Hagrid rummaged through a cabinet. "Got an egg in here somewhere, in stasis at a day from hatching. It'll want milk the first day-I'll make you up a bottle-milk, rodents and bugs fer a week thereafter, then drop the milk. Don't let it at any cheese. They like it but it ain't good for 'em. Grapes are fine, but in moderation, and nothing seedless. Grape leaves, and a bit of wine on special occasions. Various dark creatures, if yeh can find them. Grabby shadows, invasive billywigs, I'll make yeh a list. Take it ter the greenhouse from time ta time so it can get some dirt and leafy greens. Ah, here it is." Hagrid held up a bright green and gold egg, a little larger than a chicken's egg. "As for hatching it.
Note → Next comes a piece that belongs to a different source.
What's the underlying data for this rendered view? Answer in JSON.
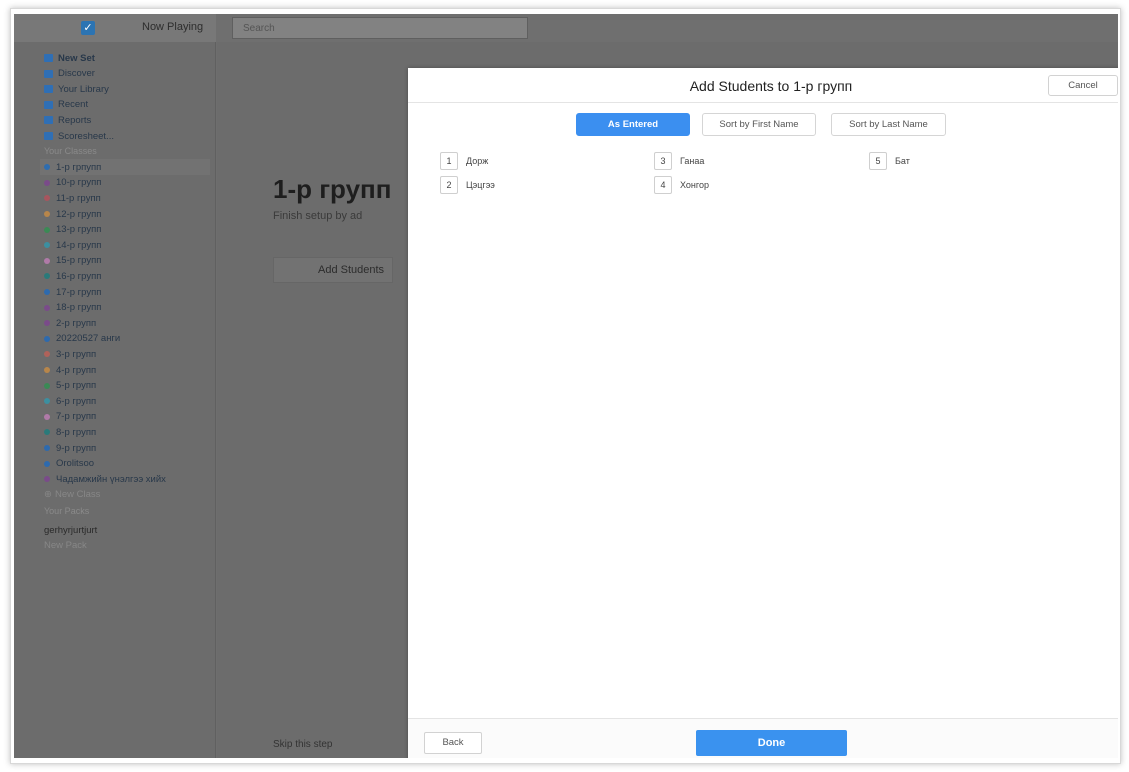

Bury the egg about three inches deep in a box of dry, sandy soil. Get the soil nice and toasty, like it's in the sun on a warm day. I'll lend yeh some charcoal. Then sit where yeh buried the egg. I suggest wearing trousers, but none too thick or your warmth won't come through. And keep a book in reach, yeh'll be sitting for hours."
Hagrid put together a page of instructions, some charcoals, a brazier for the charcoals, the snake milk and powder to mix more snake milk, the box ,which was about three square feet, a large bag of soil to put in the box. Harry put most of it in his expanded bag, but the box and large bag of soil didn't fit, so Hagrid cast feather light charms on them.
They got weird looks carrying them to the dorms, but no one stopped them.
Hermione wanted to do it in the common room, so she could see, but Harry didn't want any prefects interfering. He went up the stairs to the first-year boys' room, and Hermione followed him.
"What are you doing?"
"There's no rule saying I can't be up here," she said.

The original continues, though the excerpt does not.